A ação faz parte de uma onda de protestos que já envolve setores na Itália e outras peças europeias da rede cultural. Trabalhadores denunciam cortes de pessoal e mudanças de serviços que afetam contratos e carreiras.

Reação e desdobramentos

Um representante sindical disse que a gestão é extremamente centralizada e que há um tom de posicionamento colonial, priorizando decisões de Londres sem considerar mercados locais. O movimento soma apoio de parte da comunidade cultural e acadêmica.

A carta de apoio à liderança, apresentada por outros setores, ressalta o papel histórico da instituição na promoção de valores britannicos e na cooperação cultural global. Ainda não há confirmação sobre novos investimentos ou reuso dos imóveis.

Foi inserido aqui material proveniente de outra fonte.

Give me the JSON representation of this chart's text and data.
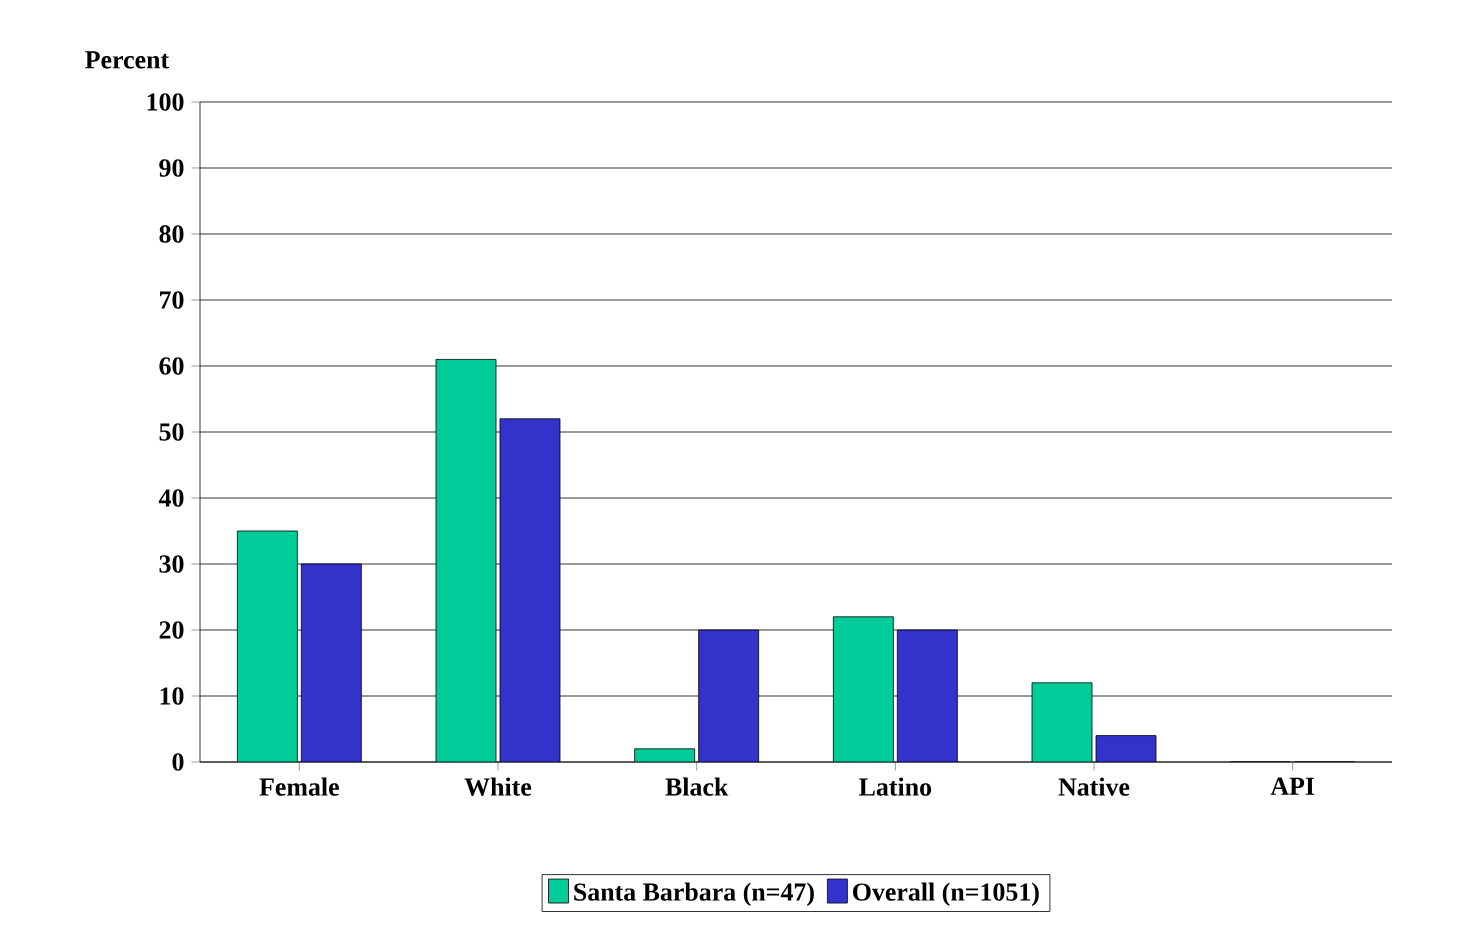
{
  "chart_data": {
    "type": "bar",
    "ylabel": "Percent",
    "categories": [
      "Female",
      "White",
      "Black",
      "Latino",
      "Native",
      "API"
    ],
    "series": [
      {
        "name": "Santa Barbara (n=47)",
        "color": "#00cc99",
        "values": [
          35,
          61,
          2,
          22,
          12,
          0
        ]
      },
      {
        "name": "Overall (n=1051)",
        "color": "#3333cc",
        "values": [
          30,
          52,
          20,
          20,
          4,
          0
        ]
      }
    ],
    "ylim": [
      0,
      100
    ],
    "yticks": [
      0,
      10,
      20,
      30,
      40,
      50,
      60,
      70,
      80,
      90,
      100
    ],
    "grid": "y",
    "legend": "bottom"
  }
}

A British Council informou que continua comprometida em manter seus laços com parceiros, estudantes e comunidades. A organização afirma reduzir custos e buscar novas fontes de receita para sustentar atividades vitais.

Panorama internacional

Em paralelo, há sinais de que governos e autoridades locais acompanham o impasse. A instituição opera em mais de 100 países e afirma manter operações em Espanha, sem que a venda signifique retirada de Madrid ou Barcelona.

Autoridades e especialistas destacam a importância do papel de organizações de soft power em tempos de tensões globais. A discussão envolve responsabilidade fiscal, governança e salvaguarda de redes institucionais.

A assessoria da British Council reiterou que as mudanças visam proteger o trabalho a longo prazo, buscando manter atividades com o menor impacto possível sobre empregos.